Sayangnya, bagi siapa pun yang mengaku diri orang Kristen, niat apalagi mewujudkannya dengan tindakan, tidak boleh! Yesus mengatakan, “Kepada kamu yang mendengarkan Aku..” (Lukas 6:27). Yesus sangat serius dengan para pengikut-Nya. Kini, Yesus benar-benar meminta perhatian kepada para murid-Nya. “Kasihilah musuhmu…” perintah ini sangat tegas dan tidak bisa ditawar-tawar. Kasih di sini bukan masalah perasaan, melainkan keputusan untuk bertindak. Kasih yang dituntut Yesus adalah kasih yang radikal. Kasih yang otentik, yang tidak sama dengan kasih kebanyakan orang. Kasih yang tidak ditujukan hanya kepada mereka yang telah melakukan tindakan kasih.

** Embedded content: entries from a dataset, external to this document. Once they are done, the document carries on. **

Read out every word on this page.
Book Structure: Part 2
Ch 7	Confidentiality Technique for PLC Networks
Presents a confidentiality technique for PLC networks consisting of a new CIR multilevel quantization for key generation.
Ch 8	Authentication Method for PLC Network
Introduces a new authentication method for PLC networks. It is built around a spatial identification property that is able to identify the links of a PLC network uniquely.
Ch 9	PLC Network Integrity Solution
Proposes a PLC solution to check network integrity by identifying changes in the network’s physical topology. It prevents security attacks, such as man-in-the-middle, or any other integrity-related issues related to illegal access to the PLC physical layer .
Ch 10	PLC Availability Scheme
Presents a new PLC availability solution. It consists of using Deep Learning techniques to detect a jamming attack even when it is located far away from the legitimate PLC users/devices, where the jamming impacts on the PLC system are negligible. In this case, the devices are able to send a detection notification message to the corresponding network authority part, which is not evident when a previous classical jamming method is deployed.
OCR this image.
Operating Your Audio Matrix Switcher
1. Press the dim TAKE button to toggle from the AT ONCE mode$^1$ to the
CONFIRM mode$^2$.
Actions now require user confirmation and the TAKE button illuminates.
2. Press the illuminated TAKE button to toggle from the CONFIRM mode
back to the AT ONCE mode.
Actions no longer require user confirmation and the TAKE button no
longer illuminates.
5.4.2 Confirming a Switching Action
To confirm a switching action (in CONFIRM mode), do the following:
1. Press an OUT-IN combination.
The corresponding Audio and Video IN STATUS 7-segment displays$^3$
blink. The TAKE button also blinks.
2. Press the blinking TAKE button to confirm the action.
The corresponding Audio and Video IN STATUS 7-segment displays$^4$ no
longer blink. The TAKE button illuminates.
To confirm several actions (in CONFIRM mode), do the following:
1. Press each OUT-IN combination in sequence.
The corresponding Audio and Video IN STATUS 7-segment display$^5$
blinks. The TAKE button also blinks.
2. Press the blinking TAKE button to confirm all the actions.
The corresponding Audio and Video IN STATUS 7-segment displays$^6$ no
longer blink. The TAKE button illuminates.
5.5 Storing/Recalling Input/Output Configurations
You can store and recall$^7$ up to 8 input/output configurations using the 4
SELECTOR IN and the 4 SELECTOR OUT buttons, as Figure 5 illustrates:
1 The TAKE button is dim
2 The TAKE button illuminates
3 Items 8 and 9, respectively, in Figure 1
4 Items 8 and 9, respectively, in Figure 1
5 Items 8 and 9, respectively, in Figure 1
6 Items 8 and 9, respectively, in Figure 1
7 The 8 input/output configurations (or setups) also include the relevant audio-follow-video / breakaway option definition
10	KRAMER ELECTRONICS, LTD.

Kalau murid-murid Yesus membatasi tindakan kasih dengan kasih yang model begini, Yesus mengingatkan mereka “apakah jasamu, karena orang-orang berdosa pun mengasihi juga orang-orang yang mengasihi mereka.” (Lukas 6:32).

Kasih itu harus ditujukan kepada semua orang yang memusuhi, membenci dan mengutuki mereka. Model kasih semacam ini adalah kasih yang dilakukan oleh Bapa sendiri. Bapa mengasihi semua orang termasuk mereka yang tidak tahu berterima kasih. Oleh karena itu setiap murid Yesus terpanggil untuk menjadi orang-orang yang mengasihi, murah hati, sama seperti Bapa adalah murah hati.

Lalu, tindakan kasih seperti apa?

Berbuat baik kepada orang yang membenci kamu…”

Loh, mana mungkin? Orang yang membenci, seharusnya balas lagi dengan kebencian! Ini sangat mungkin terjadi, syaratnya seperti yang diungkapkan Yesus sebelum mengajarkan cinta kasih ini, “Tetapi kamu yang mendengarkan Aku…” Jika saja kita mendengarkan apa yang katakan Yesus kita akan mampu melakukannya. Mengenai mendengarkan sudah kita bahas dalam khotbah Minggu lalu. Mendengarkan berarti kesediaan belajar terus dari Yesus. Yesus tidak hanya sekedar berbicara mengungkapkan ajaran yang ideal dan terkesan utopis. Tapi, tunggu dulu sebelum kita menyimpulkan bahwa ajaran seperti ini adalah utopis yang tidak bakal bisa dilakukan. Yesus sendiri dalam pelayanan-Nya melakukan apa yang Ia ajarkan!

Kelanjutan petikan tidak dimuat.